I want to make a regularised logistic regression model to predict Class in the breastcancer dataset found in the OneR package. I want to put this all into a neat workflow using the tidymodels framework.
library(tidymodels)
library(OneR)
#specify model
bc.lr = logistic_reg(
mode="classification",
penalty = tune(),
mixture=1
) %>%
set_engine("glmnet")
#tune penalty term using 4-fold cv
cv_splits<-vfold_cv(breastcancer,v=4,strata="Class")
#simple recipe to scale all predictors and remove observations with NAs
bc.recipe <- recipe (Class ~., data = breastcancer) %>%
step_normalize(all_predictors()) %>%
step_naomit(all_predictors(), all_outcomes()) %>%
prep()
#set up a grid of tuning parameters
tuning_grid = grid_regular(penalty(range = c(0, 0.5)),
levels = 10,
original = F)
#put everything together into a workflow
bc.wkfl <- workflow() %>%
add_recipe(bc.recipe) %>%
add_model(bc.lr)
#model fit
tune = tune_grid(bc.wkfl,
resample = cv_splits,
grid = tuning_grid,
metrics = metric_set(accuracy),
control = control_grid(save_pred = T))
I get a weird error when I try to call tune_grid.
Fold1: model 1/1 (predictions): Error: Column `.row` must be length ....
The issue here is the handling of the NA
values by the recipe step. This is a step where you need think carefully about "skipping". From that article:
When doing resampling or a training/test split, certain operations make sense for the data to be used for modeling but are problematic for new samples or the test set.
library(tidymodels)
#> ── Attaching packages ────────────────────────────────────────── tidymodels 0.1.0 ──
#> ✓ broom 0.5.6 ✓ recipes 0.1.12
#> ✓ dials 0.0.6 ✓ rsample 0.0.6
#> ✓ dplyr 0.8.5 ✓ tibble 3.0.1
#> ✓ ggplot2 3.3.0 ✓ tune 0.1.0
#> ✓ infer 0.5.1 ✓ workflows 0.1.1
#> ✓ parsnip 0.1.1 ✓ yardstick 0.0.6
#> ✓ purrr 0.3.4
#> ── Conflicts ───────────────────────────────────────────── tidymodels_conflicts() ──
#> x purrr::discard() masks scales::discard()
#> x dplyr::filter() masks stats::filter()
#> x dplyr::lag() masks stats::lag()
#> x ggplot2::margin() masks dials::margin()
#> x recipes::step() masks stats::step()
library(OneR)
lasso_spec <- logistic_reg(penalty = tune(), mixture = 1) %>%
set_engine("glmnet")
## cross validation split
cancer_splits <- vfold_cv(breastcancer, v = 4, strata = Class)
## preprocessing recipe (note skip = TRUE)

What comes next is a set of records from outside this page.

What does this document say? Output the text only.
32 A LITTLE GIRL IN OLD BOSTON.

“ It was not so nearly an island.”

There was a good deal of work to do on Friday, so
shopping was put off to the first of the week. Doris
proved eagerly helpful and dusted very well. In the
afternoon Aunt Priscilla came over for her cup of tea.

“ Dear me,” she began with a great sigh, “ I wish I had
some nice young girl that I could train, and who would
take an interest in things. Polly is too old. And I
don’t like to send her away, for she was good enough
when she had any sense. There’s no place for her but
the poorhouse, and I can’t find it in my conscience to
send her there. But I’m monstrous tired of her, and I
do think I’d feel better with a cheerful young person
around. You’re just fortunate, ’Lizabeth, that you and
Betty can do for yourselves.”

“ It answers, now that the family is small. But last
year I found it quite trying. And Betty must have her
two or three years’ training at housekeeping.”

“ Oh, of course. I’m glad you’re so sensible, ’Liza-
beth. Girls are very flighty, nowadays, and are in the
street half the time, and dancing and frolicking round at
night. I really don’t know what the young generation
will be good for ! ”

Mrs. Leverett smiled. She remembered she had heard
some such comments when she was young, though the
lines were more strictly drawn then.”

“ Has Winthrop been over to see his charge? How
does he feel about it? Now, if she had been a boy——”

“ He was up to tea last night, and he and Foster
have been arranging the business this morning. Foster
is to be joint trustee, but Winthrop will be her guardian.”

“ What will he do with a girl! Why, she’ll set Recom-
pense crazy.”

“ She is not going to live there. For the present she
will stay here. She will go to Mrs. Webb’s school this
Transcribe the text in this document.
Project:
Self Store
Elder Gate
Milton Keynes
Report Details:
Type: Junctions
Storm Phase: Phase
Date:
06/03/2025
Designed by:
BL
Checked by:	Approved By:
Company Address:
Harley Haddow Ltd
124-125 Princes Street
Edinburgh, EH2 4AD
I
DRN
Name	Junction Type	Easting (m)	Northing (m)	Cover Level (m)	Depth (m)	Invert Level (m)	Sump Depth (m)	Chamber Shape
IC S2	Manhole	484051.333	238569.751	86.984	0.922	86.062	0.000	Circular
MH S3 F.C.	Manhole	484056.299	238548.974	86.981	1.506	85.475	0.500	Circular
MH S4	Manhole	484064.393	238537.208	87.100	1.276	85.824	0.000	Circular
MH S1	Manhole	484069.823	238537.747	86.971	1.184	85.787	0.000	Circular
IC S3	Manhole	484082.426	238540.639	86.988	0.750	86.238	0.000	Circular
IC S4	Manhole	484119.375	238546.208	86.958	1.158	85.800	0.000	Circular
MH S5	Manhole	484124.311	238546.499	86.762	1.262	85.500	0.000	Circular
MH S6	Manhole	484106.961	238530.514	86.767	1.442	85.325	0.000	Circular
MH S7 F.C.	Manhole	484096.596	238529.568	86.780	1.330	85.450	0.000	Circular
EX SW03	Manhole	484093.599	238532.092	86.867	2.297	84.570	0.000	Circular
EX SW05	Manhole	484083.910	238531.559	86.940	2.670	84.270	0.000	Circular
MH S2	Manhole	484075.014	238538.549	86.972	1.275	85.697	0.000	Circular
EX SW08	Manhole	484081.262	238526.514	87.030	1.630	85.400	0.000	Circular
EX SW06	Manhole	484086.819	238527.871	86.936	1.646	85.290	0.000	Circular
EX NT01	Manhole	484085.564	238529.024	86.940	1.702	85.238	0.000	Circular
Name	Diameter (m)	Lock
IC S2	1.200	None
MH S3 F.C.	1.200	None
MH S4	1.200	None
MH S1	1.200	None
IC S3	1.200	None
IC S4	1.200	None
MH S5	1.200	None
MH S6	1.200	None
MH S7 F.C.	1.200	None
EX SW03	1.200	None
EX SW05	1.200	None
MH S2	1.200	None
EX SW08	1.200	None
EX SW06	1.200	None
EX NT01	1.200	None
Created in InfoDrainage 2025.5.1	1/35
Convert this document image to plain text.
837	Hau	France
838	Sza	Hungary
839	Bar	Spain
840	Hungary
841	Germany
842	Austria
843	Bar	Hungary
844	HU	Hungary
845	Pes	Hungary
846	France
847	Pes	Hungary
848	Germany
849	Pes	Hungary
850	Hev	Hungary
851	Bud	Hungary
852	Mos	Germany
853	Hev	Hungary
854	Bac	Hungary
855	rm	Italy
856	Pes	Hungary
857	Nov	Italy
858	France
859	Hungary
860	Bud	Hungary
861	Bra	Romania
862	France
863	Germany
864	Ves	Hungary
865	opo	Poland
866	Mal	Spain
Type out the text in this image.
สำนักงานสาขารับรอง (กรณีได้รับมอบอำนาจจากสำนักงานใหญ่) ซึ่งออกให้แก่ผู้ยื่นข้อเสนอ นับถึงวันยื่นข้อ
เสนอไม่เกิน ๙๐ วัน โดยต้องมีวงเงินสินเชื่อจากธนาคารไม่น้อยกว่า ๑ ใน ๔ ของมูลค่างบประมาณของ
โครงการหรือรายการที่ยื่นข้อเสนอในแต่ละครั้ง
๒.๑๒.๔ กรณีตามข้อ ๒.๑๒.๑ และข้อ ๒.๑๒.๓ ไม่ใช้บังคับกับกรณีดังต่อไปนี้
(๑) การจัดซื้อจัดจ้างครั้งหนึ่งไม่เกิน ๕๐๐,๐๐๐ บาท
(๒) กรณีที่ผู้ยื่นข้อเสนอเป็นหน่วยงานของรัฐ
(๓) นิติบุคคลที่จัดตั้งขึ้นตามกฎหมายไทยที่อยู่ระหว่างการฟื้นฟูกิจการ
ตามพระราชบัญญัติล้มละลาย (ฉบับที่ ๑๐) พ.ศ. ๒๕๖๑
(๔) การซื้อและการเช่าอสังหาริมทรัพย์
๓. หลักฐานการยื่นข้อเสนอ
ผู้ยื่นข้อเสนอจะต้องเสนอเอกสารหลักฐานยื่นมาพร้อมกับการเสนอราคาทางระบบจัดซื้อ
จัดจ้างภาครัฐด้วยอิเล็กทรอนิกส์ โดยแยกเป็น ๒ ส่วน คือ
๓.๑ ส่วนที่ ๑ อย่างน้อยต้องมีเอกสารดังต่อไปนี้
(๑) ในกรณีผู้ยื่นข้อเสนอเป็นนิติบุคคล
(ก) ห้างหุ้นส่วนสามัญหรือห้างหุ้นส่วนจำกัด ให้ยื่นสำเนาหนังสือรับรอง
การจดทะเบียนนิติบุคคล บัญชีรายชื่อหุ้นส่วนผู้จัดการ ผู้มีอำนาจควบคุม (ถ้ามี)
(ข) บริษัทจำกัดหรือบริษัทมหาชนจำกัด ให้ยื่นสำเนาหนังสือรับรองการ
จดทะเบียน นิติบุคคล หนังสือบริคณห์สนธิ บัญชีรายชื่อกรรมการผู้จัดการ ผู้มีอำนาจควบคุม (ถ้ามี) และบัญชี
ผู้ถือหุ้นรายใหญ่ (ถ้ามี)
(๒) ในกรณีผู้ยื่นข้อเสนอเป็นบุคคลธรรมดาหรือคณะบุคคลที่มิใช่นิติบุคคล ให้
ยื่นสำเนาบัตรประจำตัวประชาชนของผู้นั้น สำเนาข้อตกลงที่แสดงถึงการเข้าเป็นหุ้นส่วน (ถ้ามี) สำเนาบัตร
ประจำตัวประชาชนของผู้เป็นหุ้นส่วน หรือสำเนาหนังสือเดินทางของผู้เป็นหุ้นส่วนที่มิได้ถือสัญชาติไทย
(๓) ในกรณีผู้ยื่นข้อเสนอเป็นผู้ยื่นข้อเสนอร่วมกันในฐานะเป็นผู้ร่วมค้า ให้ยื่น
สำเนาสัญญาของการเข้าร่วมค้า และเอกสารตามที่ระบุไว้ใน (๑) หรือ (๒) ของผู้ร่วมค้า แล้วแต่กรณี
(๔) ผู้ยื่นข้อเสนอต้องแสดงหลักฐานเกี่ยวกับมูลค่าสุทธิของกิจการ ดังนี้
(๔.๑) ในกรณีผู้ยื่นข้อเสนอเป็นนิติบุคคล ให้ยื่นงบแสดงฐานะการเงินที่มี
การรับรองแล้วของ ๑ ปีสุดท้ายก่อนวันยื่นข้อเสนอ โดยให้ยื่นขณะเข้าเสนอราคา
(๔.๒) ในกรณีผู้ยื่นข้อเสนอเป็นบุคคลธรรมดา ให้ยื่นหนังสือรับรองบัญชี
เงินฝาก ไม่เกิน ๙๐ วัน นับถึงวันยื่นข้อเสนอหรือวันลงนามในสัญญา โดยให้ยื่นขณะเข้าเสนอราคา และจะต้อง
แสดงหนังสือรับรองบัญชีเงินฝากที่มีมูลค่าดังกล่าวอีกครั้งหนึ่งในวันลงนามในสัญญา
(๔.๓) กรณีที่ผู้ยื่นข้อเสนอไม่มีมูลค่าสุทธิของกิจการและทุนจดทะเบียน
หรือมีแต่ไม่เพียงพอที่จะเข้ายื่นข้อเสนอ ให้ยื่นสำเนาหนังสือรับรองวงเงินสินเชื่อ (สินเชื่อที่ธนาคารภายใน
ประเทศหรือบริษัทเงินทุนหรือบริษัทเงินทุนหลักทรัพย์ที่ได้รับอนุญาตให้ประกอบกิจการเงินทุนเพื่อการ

cancer_rec <- recipe(Class ~ ., data = breastcancer) %>%
step_naomit(all_predictors(), skip = TRUE) %>%
step_normalize(all_predictors())
## grid of tuning parameters
tuning_grid <- grid_regular(penalty(),
levels = 10)
## put everything together into a workflow
cancer_wf <- workflow() %>%
add_recipe(cancer_rec) %>%
add_model(lasso_spec)
## fit
cancer_res <- tune_grid(
cancer_wf,
resamples = cancer_splits,
grid = tuning_grid,
control = control_grid(save_pred = TRUE)
)
cancer_res
#> # 4-fold cross-validation using stratification
#> # A tibble: 4 x 5
#> splits id .metrics .notes .predictions
#> <list> <chr> <list> <list> <list>
#> 1 <split [523/176]> Fold1 <tibble [20 × 4]> <tibble [0 × 1]> <tibble [1,760 × 6…
#> 2 <split [524/175]> Fold2 <tibble [20 × 4]> <tibble [0 × 1]> <tibble [1,750 × 6…
#> 3 <split [525/174]> Fold3 <tibble [20 × 4]> <tibble [0 × 1]> <tibble [1,740 × 6…
#> 4 <split [525/174]> Fold4 <tibble [20 × 4]> <tibble [0 × 1]> <tibble [1,740 × 6…
Created on 2020-05-14 by the reprex package (v0.3.0)
Notice that setting skip = TRUE
allows you to handle the NA
values in an appropriate way for new data.